The Mountains in Montana
The Belt Mountains have two distinct ranges, the Big Belt Mountains and the Little Belt Mountains. For simplicity, both will be covered below since while they mountains are quite different from one another, both share one thing in common - limited backcountry fishing.
The Big Belt Mountains are located to the east of Helena, Montana, which is the state capital. They are difficult to miss as the rise abruptly up from the valley floor with a vertical rise of more than 5000 feet in some places. The Big Belt Mountains, lying as they do to the east of the continental divide, are more arid than the mountains found just to the west on the other side of the continental divide. Instead of having thick forests over much of their sides, the Big Belt Mountains have expansive areas of open meadows, grass and exposed rock. As they are a tall mountain range, many areas of the Big Belt Mountains are also over timberline.
Only one designated wilderness area, the Gates of the Mountains Wilderness that is found at the northern tip of the Big Belt Range, exists in the Big Belt Mountains. The rest of the mountain range is strictly forest service land. Numerous forest service roads of variable conditions enter and cross the Big Belt Mountains. The Big Belt Mountains are a popular place for locals to come out and explore the roads that traverse through these mountains.
The peaks of the Big Belt Mountains are quite rounded and even gentle, in stark contrast to some of the nearby mountain ranges such as the Bridger Range and the Crazy Mountains.
The only real lake fishing in the Big Belt Mountains is found near the ranges highest mountains, Mt. Baldy and Mt. Edith. Several small lakes are located to the north of Mt. Edith. A trail from the nearby Duck Creek Campground reaches these small, alpine lakes. The largest lake, Edith Lake, holds decent populations of small cutthroat trout.
Use of the Big Belt Mountains is relatively light.
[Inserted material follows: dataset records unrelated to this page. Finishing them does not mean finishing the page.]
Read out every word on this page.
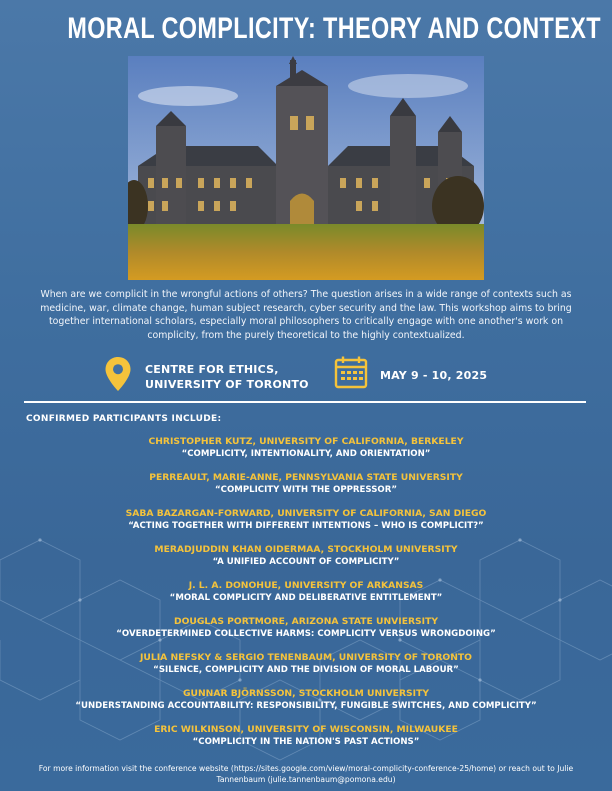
MORAL COMPLICITY: THEORY AND CONTEXT
When are we complicit in the wrongful actions of others? The question arises in a wide range of contexts such as medicine, war, climate change, human subject research, cyber security and the law. This workshop aims to bring together international scholars, especially moral philosophers to critically engage with one another's work on complicity, from the purely theoretical to the highly contextualized.
CENTRE FOR ETHICS,
UNIVERSITY OF TORONTO
MAY 9 - 10, 2025
CONFIRMED PARTICIPANTS INCLUDE:
CHRISTOPHER KUTZ, UNIVERSITY OF CALIFORNIA, BERKELEY
“COMPLICITY, INTENTIONALITY, AND ORIENTATION”
PERREAULT, MARIE-ANNE, PENNSYLVANIA STATE UNIVERSITY
“COMPLICITY WITH THE OPPRESSOR”
SABA BAZARGAN-FORWARD, UNIVERSITY OF CALIFORNIA, SAN DIEGO
“ACTING TOGETHER WITH DIFFERENT INTENTIONS – WHO IS COMPLICIT?”
MERADJUDDIN KHAN OIDERMAA, STOCKHOLM UNIVERSITY
“A UNIFIED ACCOUNT OF COMPLICITY”
J. L. A. DONOHUE, UNIVERSITY OF ARKANSAS
“MORAL COMPLICITY AND DELIBERATIVE ENTITLEMENT”
DOUGLAS PORTMORE, ARIZONA STATE UNVIERSITY
“OVERDETERMINED COLLECTIVE HARMS: COMPLICITY VERSUS WRONGDOING”
JULIA NEFSKY & SERGIO TENENBAUM, UNIVERSITY OF TORONTO
“SILENCE, COMPLICITY AND THE DIVISION OF MORAL LABOUR”
GUNNAR BJÖRNSSON, STOCKHOLM UNIVERSITY
“UNDERSTANDING ACCOUNTABILITY: RESPONSIBILITY, FUNGIBLE SWITCHES, AND COMPLICITY”
ERIC WILKINSON, UNIVERSITY OF WISCONSIN, MILWAUKEE
“COMPLICITY IN THE NATION'S PAST ACTIONS”
For more information visit the conference website (https://sites.google.com/view/moral-complicity-conference-25/home) or reach out to Julie Tannenbaum (julie.tannenbaum@pomona.edu)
The lack of any protected wild lands, combined with the lack of alpine lakes and other attractions, tends to keep most visitors from ever seeing the Big Belt Mountains. Most of the use of the Big Belt Mountains comes in the form of off-roading, exploring the mountains forest roads and mountain biking. Horse packing is also popular due to the open nature of the mountains.
The Little Belt Mountains lie to the east of the Big Belt Mountains and to the south and east of Great Falls, Montana. Despite what their name suggests, these are a sizable mountain range. Smaller mountains are located on the western side of this range (to the west of Belt Creek), while much taller mountains dominate the skyline on the eastern side of the Little Belt Range.
The Little Belt Mountains are heavily forested in most areas, in contrast to the more open atmosphere found in the Big Belt Mountains. Use of the Little Belt Mountains is somewhat higher than the Big Belt Mountains. A popular ski area, Showdown Ski Area, lies at the pass on Highway 89. The mountains also draw lots of campers and day hikers from Great Falls, which is nearby.
Similar to the Big Belt Mountains, fishing in the Little Belt Mountain backcountry is less then special. A couple of small lakes are found just to the east of the highest peak in the Little Belt Mountains, Big Baldy Mountain.
Access to the Belt Mountains is excellent. Between the highways that cross the mountains and the forest roads that twist and turn throughout them, road access is excellent. An extensive trail network in both mountains exists, although some of the trails are used for more than hiking and horse packing. Numerous day hiking and week long expedition trips can be planned in both these mountain ranges.